My parents were just out here this weekend.  We had a lovely time.  Exploring downtown, walking around DeKalb, church at First Lutheran, playing Farkle by the pool.  It was really fun.  I liked having them out here and showing them the places I have come to call my own.

It was a win.

Not everything is right now.  There is a lot that is at best up in the air.  I’m missing old friendships and hating the limitations that distance imposes.  The people I love are spread across state lines, time zones, and countries.  I often find myself wishing to just be around them again, living every day life together, talking about the world and the people in it over a glass of cheap wine.

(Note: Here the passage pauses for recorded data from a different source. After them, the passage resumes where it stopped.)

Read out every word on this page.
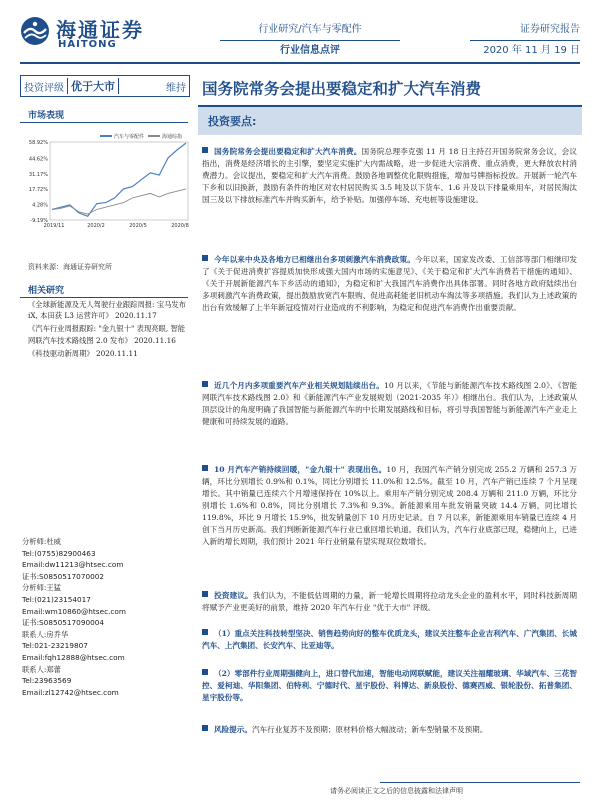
海通证券
HAITONG
行业研究/汽车与零配件
行业信息点评
证券研究报告
2020 年 11 月 19 日
投资评级 优于大市	维持
市场表现
58.92%
44.62%
31.17%
17.72%
4.28%
-9.19%
2019/11	2020/2	2020/5	2020/8
汽车与零配件	海通综指
资料来源：海通证券研究所
相关研究
《全球新能源及无人驾驶行业跟踪周报: 宝马发布 iX, 本田获 L3 运营许可》 2020.11.17
《汽车行业周报跟踪: "金九银十" 表现亮眼, 智能网联汽车技术路线图 2.0 发布》 2020.11.16
《科技驱动新周期》 2020.11.11
分析师:杜威
Tel:(0755)82900463
Email:dw11213@htsec.com
证书:S0850517070002
分析师:王猛
Tel:(021)23154017
Email:wm10860@htsec.com
证书:S0850517090004
联系人:房乔华
Tel:021-23219807
Email:fqh12888@htsec.com
联系人:郑蕾
Tel:23963569
Email:zl12742@htsec.com
国务院常务会提出要稳定和扩大汽车消费
投资要点:
国务院常务会提出要稳定和扩大汽车消费。国务院总理李克强 11 月 18 日主持召开国务院常务会议，会议指出，消费是经济增长的主引擎，要坚定实施扩大内需战略，进一步促进大宗消费、重点消费，更大释放农村消费潜力。会议提出，要稳定和扩大汽车消费。鼓励各地调整优化限购措施，增加号牌指标投放。开展新一轮汽车下乡和以旧换新，鼓励有条件的地区对农村居民购买 3.5 吨及以下货车、1.6 升及以下排量乘用车，对居民淘汰国三及以下排放标准汽车并购买新车，给予补贴。加强停车场、充电桩等设施建设。
今年以来中央及各地方已相继出台多项刺激汽车消费政策。今年以来，国家发改委、工信部等部门相继印发了《关于促进消费扩容提质加快形成强大国内市场的实施意见》、《关于稳定和扩大汽车消费若干措施的通知》、《关于开展新能源汽车下乡活动的通知》，为稳定和扩大我国汽车消费作出具体部署。同时各地方政府陆续出台多项刺激汽车消费政策，提出鼓励放宽汽车限购、促进高耗能老旧机动车淘汰等多项措施。我们认为上述政策的出台有效缓解了上半年新冠疫情对行业造成的不利影响，为稳定和促进汽车消费作出重要贡献。
近几个月内多项重要汽车产业相关规划陆续出台。10 月以来，《节能与新能源汽车技术路线图 2.0》、《智能网联汽车技术路线图 2.0》和《新能源汽车产业发展规划（2021-2035 年）》相继出台。我们认为，上述政策从顶层设计的角度明确了我国智能与新能源汽车的中长期发展路线和目标，将引导我国智能与新能源汽车产业走上健康和可持续发展的道路。
10 月汽车产销持续回暖，"金九银十" 表现出色。10 月，我国汽车产销分别完成 255.2 万辆和 257.3 万辆，环比分别增长 0.9%和 0.1%，同比分别增长 11.0%和 12.5%。截至 10 月，汽车产销已连续 7 个月呈现增长。其中销量已连续六个月增速保持在 10%以上。乘用车产销分别完成 208.4 万辆和 211.0 万辆，环比分别增长 1.6%和 0.8%，同比分别增长 7.3%和 9.3%。新能源乘用车批发销量突破 14.4 万辆，同比增长 119.8%，环比 9 月增长 15.9%，批发销量创下 10 月历史记录。自 7 月以来，新能源乘用车销量已连续 4 月创下当月历史新高。我们判断新能源汽车行业已重回增长轨道。我们认为，汽车行业底部已现，稳健向上，已进入新的增长周期，我们预计 2021 年行业销量有望实现双位数增长。
投资建议。我们认为，不能低估周期的力量，新一轮增长周期将拉动龙头企业的盈利水平，同时科技新周期将赋予产业更美好的前景，维持 2020 年汽车行业 "优于大市" 评级。
（1）重点关注科技转型坚决、销售趋势向好的整车优质龙头，建议关注整车企业吉利汽车、广汽集团、长城汽车、上汽集团、长安汽车、比亚迪等。
（2）零部件行业周期强健向上，进口替代加速，智能电动网联赋能，建议关注福耀玻璃、华域汽车、三花智控、爱柯迪、华阳集团、伯特利、宁德时代、星宇股份、科博达、新泉股份、德赛西威、银轮股份、拓普集团、星宇股份等。
风险提示。汽车行业复苏不及预期；原材料价格大幅波动；新车型销量不及预期。
请务必阅读正文之后的信息披露和法律声明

I have no idea where I’ll be soon.  DeKalb, Des Moines, South Bend, China?  What doors might open [or close] for me?  I’m daily refusing to let myself worry about it yet but it is on my mind.  I had a plan.  One year ago, I was just waiting to know what school would be the one where I would spend the next five to eight years.  I was going to get a PhD and research/teach.  I had a plan.  And that is slipping away.  It’s not gone yet.  And it could still happen, but its definitely not happening in the way I imagined.  I guess you never get to know.    I waver between the optimist that believes that no matter what, something will work out.  That no matter where I am, I can love and be happy, and what else matters?  The other side of me asks why my plan wasn’t good enough?  What was wrong with wanting to be an African Studies professor?  Doing something big with my life?   Its frustrating.  And then I waver back to feeling like it will always be fine.  And back again.

My life is good right now.  I’m not feeling defeated.  I’m just feeling so tired.